Let $E_{1},E_{2}$ be elliptic curves over $\mathbb{C}$. We denote by $\iota_{i}$ the translation by a 2-torsion point on $E_{i}$. Then $G=\mathbb{Z}/2\mathbb{Z}$ acts freely on the the product $E_{1}\times E_{2}$ via the involution $\iota=(\iota_{1},\iota_{2})$. and the quotient $$ X=(E_{1}\times E_{2})/G $$ is a 4-dimensional manifold (complex surface). I would like to understand the intersection form on the middle cohomology $$ (-,-)_{X}:H^2(X,\mathbb{Z})\times H^2(X,\mathbb{Z}) \rightarrow H^4(X,\mathbb{Z})\cong \mathbb{Z} $$ via the cup product. I initially thought

There is a ono-to-one correspondence between $$ H^{2}(X,\mathbb{Z}) > \longleftrightarrow H^{2}(E_{1}\times > E_{2},\mathbb{Z})^{G}, $$ Since the action is free, the intersection form on $H^{2}(X,\mathbb{Z})$ is given by the intersection form on $H^{2}(M\times N,\mathbb{Z})^{G}$ divided by $|G|$. So, any intersection number on $H^{2}(M\times > N,\mathbb{Z})^{G}$ must be a multiple of $|G|=2$.

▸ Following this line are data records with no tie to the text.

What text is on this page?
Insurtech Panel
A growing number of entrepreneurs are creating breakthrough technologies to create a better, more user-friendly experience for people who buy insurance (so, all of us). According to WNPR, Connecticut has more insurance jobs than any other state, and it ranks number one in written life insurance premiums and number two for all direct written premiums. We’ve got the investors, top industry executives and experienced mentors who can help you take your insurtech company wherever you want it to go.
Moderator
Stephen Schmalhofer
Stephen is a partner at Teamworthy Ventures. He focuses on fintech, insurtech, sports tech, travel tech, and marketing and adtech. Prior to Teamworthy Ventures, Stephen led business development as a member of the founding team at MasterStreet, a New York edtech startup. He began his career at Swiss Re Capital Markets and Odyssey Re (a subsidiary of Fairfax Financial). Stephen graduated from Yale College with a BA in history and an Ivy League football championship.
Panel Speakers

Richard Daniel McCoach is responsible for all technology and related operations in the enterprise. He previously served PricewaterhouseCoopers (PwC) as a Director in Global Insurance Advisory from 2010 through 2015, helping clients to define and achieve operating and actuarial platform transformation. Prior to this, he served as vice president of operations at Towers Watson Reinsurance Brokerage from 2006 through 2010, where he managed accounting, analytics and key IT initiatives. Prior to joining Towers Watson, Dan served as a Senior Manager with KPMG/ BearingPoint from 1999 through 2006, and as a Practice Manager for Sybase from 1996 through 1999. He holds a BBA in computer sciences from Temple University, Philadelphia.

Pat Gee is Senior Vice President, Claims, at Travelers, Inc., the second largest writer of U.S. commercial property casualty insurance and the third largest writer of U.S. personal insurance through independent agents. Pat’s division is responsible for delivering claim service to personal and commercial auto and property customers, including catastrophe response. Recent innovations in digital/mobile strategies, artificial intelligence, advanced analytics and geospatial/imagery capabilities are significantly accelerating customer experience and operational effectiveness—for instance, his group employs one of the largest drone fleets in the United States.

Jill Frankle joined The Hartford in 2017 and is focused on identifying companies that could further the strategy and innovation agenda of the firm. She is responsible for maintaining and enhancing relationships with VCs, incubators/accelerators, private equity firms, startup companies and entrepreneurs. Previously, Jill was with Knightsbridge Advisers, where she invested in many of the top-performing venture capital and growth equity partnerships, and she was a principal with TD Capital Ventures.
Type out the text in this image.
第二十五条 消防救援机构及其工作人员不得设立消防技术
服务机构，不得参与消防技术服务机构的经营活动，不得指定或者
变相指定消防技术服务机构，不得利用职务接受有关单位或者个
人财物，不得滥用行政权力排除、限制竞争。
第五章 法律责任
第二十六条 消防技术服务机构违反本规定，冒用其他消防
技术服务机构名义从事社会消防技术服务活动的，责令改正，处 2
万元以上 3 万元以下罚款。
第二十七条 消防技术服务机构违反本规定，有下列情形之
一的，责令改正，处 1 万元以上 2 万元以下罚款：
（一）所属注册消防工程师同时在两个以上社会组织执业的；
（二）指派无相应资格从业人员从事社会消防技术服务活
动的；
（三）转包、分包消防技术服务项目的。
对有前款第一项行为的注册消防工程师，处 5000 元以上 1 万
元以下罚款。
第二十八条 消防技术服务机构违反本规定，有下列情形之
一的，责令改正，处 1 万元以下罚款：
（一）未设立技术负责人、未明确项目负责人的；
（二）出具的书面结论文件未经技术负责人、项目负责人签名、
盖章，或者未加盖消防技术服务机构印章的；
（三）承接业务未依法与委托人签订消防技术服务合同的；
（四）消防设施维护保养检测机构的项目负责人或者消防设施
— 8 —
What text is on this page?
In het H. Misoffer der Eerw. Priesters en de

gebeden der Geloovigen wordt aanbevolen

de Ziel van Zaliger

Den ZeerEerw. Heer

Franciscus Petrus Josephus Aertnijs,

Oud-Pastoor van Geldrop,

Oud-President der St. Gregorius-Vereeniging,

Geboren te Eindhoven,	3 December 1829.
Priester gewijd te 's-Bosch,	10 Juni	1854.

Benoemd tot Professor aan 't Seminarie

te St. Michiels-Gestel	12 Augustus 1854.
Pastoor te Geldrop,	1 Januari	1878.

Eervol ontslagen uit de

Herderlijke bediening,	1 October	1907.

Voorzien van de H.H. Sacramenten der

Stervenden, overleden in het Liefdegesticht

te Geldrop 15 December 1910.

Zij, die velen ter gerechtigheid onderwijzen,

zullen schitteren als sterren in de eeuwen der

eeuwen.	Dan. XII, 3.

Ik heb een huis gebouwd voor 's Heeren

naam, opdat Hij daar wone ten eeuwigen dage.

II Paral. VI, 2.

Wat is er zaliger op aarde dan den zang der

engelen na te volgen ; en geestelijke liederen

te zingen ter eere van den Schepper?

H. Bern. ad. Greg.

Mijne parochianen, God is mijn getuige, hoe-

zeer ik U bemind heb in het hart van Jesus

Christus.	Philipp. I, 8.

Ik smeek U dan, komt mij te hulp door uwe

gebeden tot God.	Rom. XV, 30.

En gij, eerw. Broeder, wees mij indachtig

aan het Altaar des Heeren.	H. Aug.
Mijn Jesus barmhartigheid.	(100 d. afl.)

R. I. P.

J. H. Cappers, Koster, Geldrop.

On the other hand, we have $$ > p_{1}^{*}(\alpha_{E_{1}}), \ > p_{2}^{*}(\alpha_{E_{2}})\in > H^{2}(E_{1}\times > E_{2},\mathbb{Z})^{G} $$ (because $G$ preserves both $E_{1}$ and $E_{2}$) and $$ p_{1}^{*}(\alpha_{E_{1}})\cup > \ > p_{2}^{*}(\alpha_{E_{2}})=\alpha_{E_{1}\times E_{2}} $$ where $H^{\dim_{\mathbb{R}}(M)}(M,\mathbb{Z})\cong > \mathbb{Z}\alpha_{M}$ via the natural orientation and $p_{i}$ is the $i$-th projection of $E_{1}\times E_{2}$. This means that the intersection number $p_{1}^{*}(\alpha_{E_{1}})\cup \ > p_{2}^{*}(\alpha_{E_{2}})$ is 1, not divisible by $|G|=2$.

When I asked a similar question, some people pointed out that the correspondence $$ H^{2}(X,\mathbb{Z}) \ \longleftrightarrow H^{2}(M\times N,\mathbb{Z})^{G}, $$ does not hold in general; there is the Hochschild-Serre spectral sequence $$ E^{p,q}=H^{p}(G,H^{q}(E_{1}\times E_{2},\mathbb{Z}))\Rightarrow H^{p+q}(X,\mathbb{Z}) $$ Here $E^{0,2}$ term corresponds to $H^{2}(M\times N,\mathbb{Z})^{G}$ above.

Having said that, I still don't quite understand the intersection form on $X$ (mainly due to my poor understanding of the Spectral sequence). I would appreciate it if anyone could describe the intersection form. What if $\iota_{2}$ is replaced by $-id_{E_{2}}$?